On était en novembre. J'avais, sur ma table de chevet, la nouvelle édition du catalogue de Distribution consommateur que mon père avait déposé. Il y avait, dans ce geste tout simple, une entente tacite entre lui et moi qui stipulait que, une fois le catalogue déposé, j'avais le droit de commencer une mince liste de cadeaux potentiels pour Noël. Cette année là, ma liste allait comprendre seulement une chose : une console de jeu vidéo. J'avais un choix à faire : Il fallait choisir son clan. Ou bien on était dans l'équipe du Super Nintendo ou bien dans celle du Sega Genesis. Et dans mon cas, il était hors de question de se tromper parce qu'une fois la machine achetée, elle allait me suivre pour longtemps. Je n'étais pas de ces enfants qui pouvaient se permettre de tester et de changer d'idée... Après une nuit blanche à peser le pour et le contre, j'étais finalement Sega. En fait, je trouvais Sonic the hedgehog plus cool que Mario Bros et ses amis. Le choix étant fait, là, plus question de flirter avec Yoshi, Todd ou La princesse. Je les haïssais désormais tous.

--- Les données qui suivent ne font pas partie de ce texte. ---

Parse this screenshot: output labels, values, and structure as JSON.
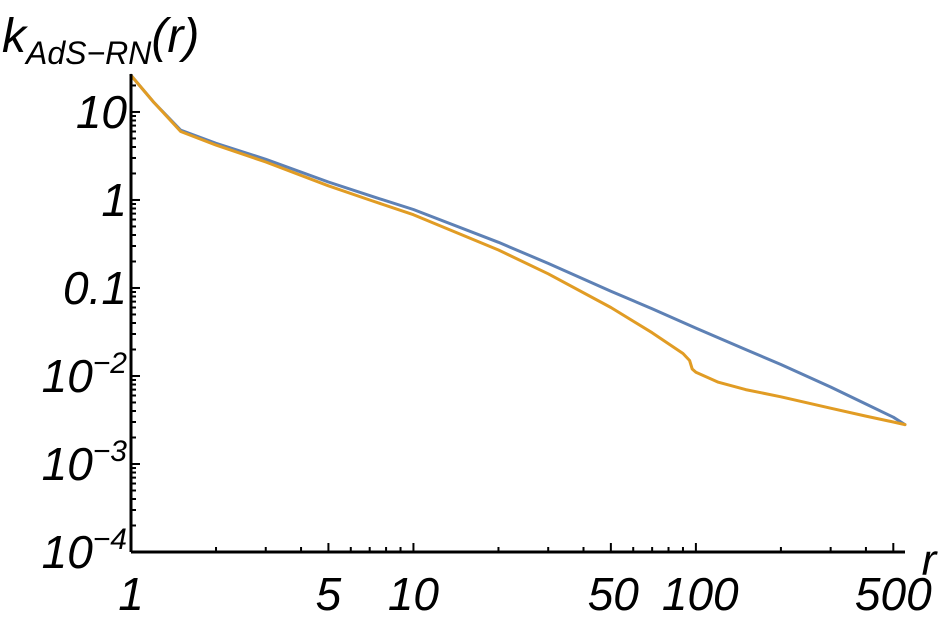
{
  "chart_data": {
    "type": "line",
    "title": "",
    "xlabel": "r",
    "ylabel": {
      "base": "k",
      "subscript": "AdS−RN",
      "argument": "(r)"
    },
    "x_scale": "log",
    "y_scale": "log",
    "xlim": [
      1,
      550
    ],
    "ylim": [
      0.0001,
      27
    ],
    "x_ticks": [
      {
        "value": 1,
        "label": "1"
      },
      {
        "value": 5,
        "label": "5"
      },
      {
        "value": 10,
        "label": "10"
      },
      {
        "value": 50,
        "label": "50"
      },
      {
        "value": 100,
        "label": "100"
      },
      {
        "value": 500,
        "label": "500"
      }
    ],
    "y_ticks": [
      {
        "value": 10,
        "label": "10"
      },
      {
        "value": 1,
        "label": "1"
      },
      {
        "value": 0.1,
        "label": "0.1"
      },
      {
        "value": 0.01,
        "base": "10",
        "exp": "−2"
      },
      {
        "value": 0.001,
        "base": "10",
        "exp": "−3"
      },
      {
        "value": 0.0001,
        "base": "10",
        "exp": "−4"
      }
    ],
    "grid": false,
    "legend": "none",
    "series": [
      {
        "color": "#5e81b5",
        "x": [
          1.0,
          1.2,
          1.5,
          2.0,
          3.0,
          5.0,
          7.0,
          10.0,
          20.0,
          30.0,
          50.0,
          70.0,
          100.0,
          150.0,
          200.0,
          300.0,
          400.0,
          500.0,
          550.0
        ],
        "y": [
          26.0,
          13.0,
          6.2,
          4.4,
          2.9,
          1.6,
          1.12,
          0.78,
          0.33,
          0.19,
          0.092,
          0.058,
          0.035,
          0.02,
          0.0135,
          0.0075,
          0.0048,
          0.0034,
          0.0028
        ]
      },
      {
        "color": "#e19c24",
        "x": [
          1.0,
          1.2,
          1.5,
          2.0,
          3.0,
          5.0,
          7.0,
          10.0,
          20.0,
          30.0,
          50.0,
          70.0,
          90.0,
          95.0,
          97.0,
          100.0,
          120.0,
          150.0,
          200.0,
          300.0,
          400.0,
          500.0,
          550.0
        ],
        "y": [
          26.0,
          13.0,
          6.0,
          4.2,
          2.7,
          1.45,
          1.0,
          0.68,
          0.27,
          0.145,
          0.06,
          0.031,
          0.018,
          0.015,
          0.012,
          0.011,
          0.0085,
          0.007,
          0.0058,
          0.0043,
          0.0035,
          0.003,
          0.0028
        ]
      }
    ]
  }
}
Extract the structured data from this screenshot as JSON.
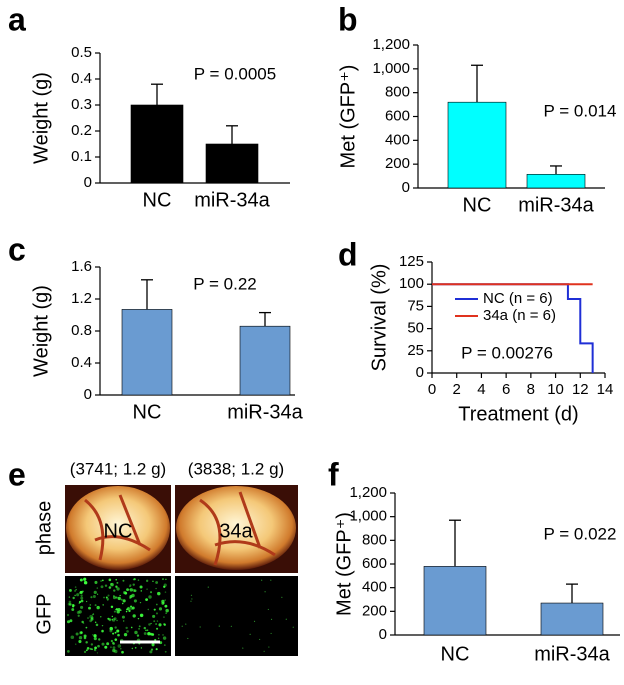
{
  "chart_data": [
    {
      "panel": "a",
      "type": "bar",
      "y_label": "Weight (g)",
      "categories": [
        "NC",
        "miR-34a"
      ],
      "values": [
        0.3,
        0.15
      ],
      "errors": [
        0.08,
        0.07
      ],
      "color": "#000000",
      "ylim": [
        0,
        0.5
      ],
      "yticks": [
        0,
        0.1,
        0.2,
        0.3,
        0.4,
        0.5
      ],
      "annotation": "P = 0.0005"
    },
    {
      "panel": "b",
      "type": "bar",
      "y_label": "Met (GFP⁺)",
      "categories": [
        "NC",
        "miR-34a"
      ],
      "values": [
        720,
        115
      ],
      "errors": [
        310,
        70
      ],
      "color": "#00ffff",
      "ylim": [
        0,
        1200
      ],
      "yticks": [
        0,
        200,
        400,
        600,
        800,
        {
          "value": 1000,
          "label": "1,000"
        },
        {
          "value": 1200,
          "label": "1,200"
        }
      ],
      "annotation": "P = 0.014"
    },
    {
      "panel": "c",
      "type": "bar",
      "y_label": "Weight (g)",
      "categories": [
        "NC",
        "miR-34a"
      ],
      "values": [
        1.07,
        0.86
      ],
      "errors": [
        0.37,
        0.17
      ],
      "color": "#6a9bd1",
      "ylim": [
        0,
        1.6
      ],
      "yticks": [
        0,
        0.4,
        0.8,
        1.2,
        1.6
      ],
      "annotation": "P = 0.22"
    },
    {
      "panel": "d",
      "type": "line",
      "y_label": "Survival (%)",
      "x_label": "Treatment (d)",
      "xlim": [
        0,
        14
      ],
      "xticks": [
        0,
        2,
        4,
        6,
        8,
        10,
        12,
        14
      ],
      "ylim": [
        0,
        125
      ],
      "yticks": [
        0,
        25,
        50,
        75,
        100,
        125
      ],
      "annotation": "P = 0.00276",
      "series": [
        {
          "name": "NC (n = 6)",
          "color": "#1f2fd6",
          "x": [
            0,
            11,
            11,
            12,
            12,
            13,
            13
          ],
          "values": [
            100,
            100,
            83.3,
            83.3,
            33.3,
            33.3,
            0
          ]
        },
        {
          "name": "34a (n = 6)",
          "color": "#e0321e",
          "x": [
            0,
            13
          ],
          "values": [
            100,
            100
          ]
        }
      ]
    },
    {
      "panel": "e",
      "type": "image",
      "rows": [
        "phase",
        "GFP"
      ],
      "columns": [
        {
          "caption": "(3741; 1.2 g)",
          "label": "NC"
        },
        {
          "caption": "(3838; 1.2 g)",
          "label": "34a"
        }
      ]
    },
    {
      "panel": "f",
      "type": "bar",
      "y_label": "Met (GFP⁺)",
      "categories": [
        "NC",
        "miR-34a"
      ],
      "values": [
        580,
        270
      ],
      "errors": [
        390,
        160
      ],
      "color": "#6a9bd1",
      "ylim": [
        0,
        1200
      ],
      "yticks": [
        0,
        200,
        400,
        600,
        800,
        {
          "value": 1000,
          "label": "1,000"
        },
        {
          "value": 1200,
          "label": "1,200"
        }
      ],
      "annotation": "P = 0.022"
    }
  ]
}
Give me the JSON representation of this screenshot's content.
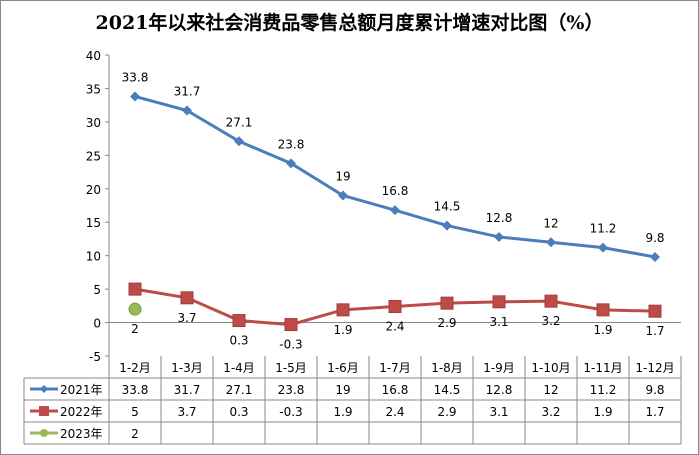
{
  "chart_data": {
    "type": "line",
    "title": "2021年以来社会消费品零售总额月度累计增速对比图（%）",
    "categories": [
      "1-2月",
      "1-3月",
      "1-4月",
      "1-5月",
      "1-6月",
      "1-7月",
      "1-8月",
      "1-9月",
      "1-10月",
      "1-11月",
      "1-12月"
    ],
    "series": [
      {
        "name": "2021年",
        "color": "#4a7ebb",
        "marker": "diamond",
        "values": [
          33.8,
          31.7,
          27.1,
          23.8,
          19,
          16.8,
          14.5,
          12.8,
          12,
          11.2,
          9.8
        ]
      },
      {
        "name": "2022年",
        "color": "#be4b48",
        "marker": "square",
        "values": [
          5,
          3.7,
          0.3,
          -0.3,
          1.9,
          2.4,
          2.9,
          3.1,
          3.2,
          1.9,
          1.7
        ]
      },
      {
        "name": "2023年",
        "color": "#98b954",
        "marker": "circle",
        "values": [
          2,
          null,
          null,
          null,
          null,
          null,
          null,
          null,
          null,
          null,
          null
        ]
      }
    ],
    "ylim": [
      -5,
      40
    ],
    "yticks": [
      -5,
      0,
      5,
      10,
      15,
      20,
      25,
      30,
      35,
      40
    ],
    "legend": "data-table",
    "grid": false
  }
}
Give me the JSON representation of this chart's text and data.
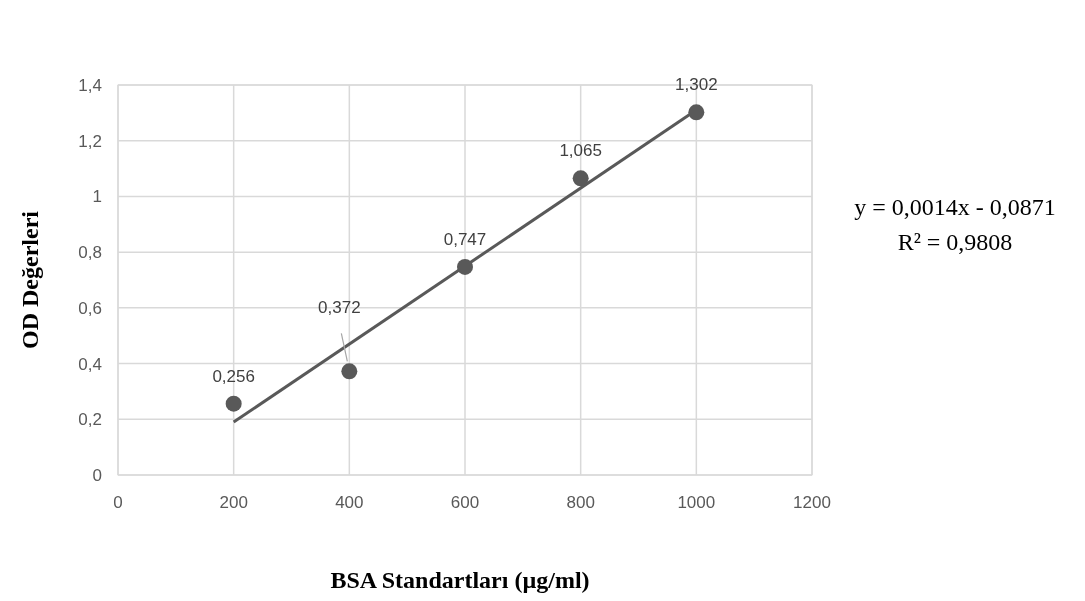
{
  "chart_data": {
    "type": "scatter",
    "xlabel": "BSA Standartları (µg/ml)",
    "ylabel": "OD Değerleri",
    "x": [
      200,
      400,
      600,
      800,
      1000
    ],
    "series": [
      {
        "marker": "circle",
        "color": "#595959",
        "values": [
          0.256,
          0.372,
          0.747,
          1.065,
          1.302
        ],
        "value_labels": [
          "0,256",
          "0,372",
          "0,747",
          "1,065",
          "1,302"
        ]
      },
      {
        "type": "line",
        "color": "#595959",
        "x": [
          200,
          1000
        ],
        "values": [
          0.19,
          1.31
        ]
      }
    ],
    "xlim": [
      0,
      1200
    ],
    "ylim": [
      0,
      1.4
    ],
    "xticks": [
      0,
      200,
      400,
      600,
      800,
      1000,
      1200
    ],
    "yticks": [
      0,
      {
        "value": 0.2,
        "label": "0,2"
      },
      {
        "value": 0.4,
        "label": "0,4"
      },
      {
        "value": 0.6,
        "label": "0,6"
      },
      {
        "value": 0.8,
        "label": "0,8"
      },
      1,
      {
        "value": 1.2,
        "label": "1,2"
      },
      {
        "value": 1.4,
        "label": "1,4"
      }
    ],
    "grid": true,
    "annotations": [
      "y = 0,0014x - 0,0871",
      "R² = 0,9808"
    ]
  }
}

Il y avait une grosse boite sous l'arbre artificiel de Noël. Une boîte beaucoup trop grosse pour un Sega Genesis. À cet âge, je n'avais pas encore compris le principe de boîte truquée et, quand je l'ai ouverte pour constater qu'à l'intérieur il y avait une plus petite boîte avec ma machine dedans, je me suis effondré en larme. Vraiment. Comme jamais avant et plus jamais après... Je sanglottais, plus capable de respirer, je devais chialer autant que le premier homme à avoir vu le feu, la roue ou l'image de Jésus dans le brûlé de sa toast. J'avais maintenant un Sega genesis. J'étais maintenant dans la gang des Sega genesis. Avec, en plus de tout ça, NHL '93... Euh... oui, oui, NHL '93 en plus! Tu capotes, là, hein?
C'était le début d'une longue tradition de Noël. Désormais, à chaque année, je recevais le nouveau NHL. Et plus les jeux devenaient réels, plus je substituais le vrai hockey dans le parc à celui sur la machine. C'était tellement impressionnant de pouvoir faire faire, à des joueurs sur un écran, des choses que je n'étais pas capable de faire sur la glace. Il y a quelque hivers, je suis allé aider mon père à classer quelques vieilles boîtes et j'ai retrouvé mon Sega avec la pile de cassettes de NHL. On l'a branché et on s'est fait un match ensemble. J'ai gagné : 4-2 Chicago. Il m'a dit : pourrais-tu faire la même chose sur la patinoire du parc. Défi accepté. Quelques heures plus tard on rentrait, essouflés, et on rangeait à nouveau la console dans sa boîte en se disant que c'est quand même mieux de le faire pour vrai...



J'aime. Le premier pour la langue toute mouillée, le deuxième pour la fraîcheur de la nostalgie -- et parce que tu n'as pas regretté d'avoir choisi Sega plutôt que Nintendo. C'est vraiment gars, d'aplomb.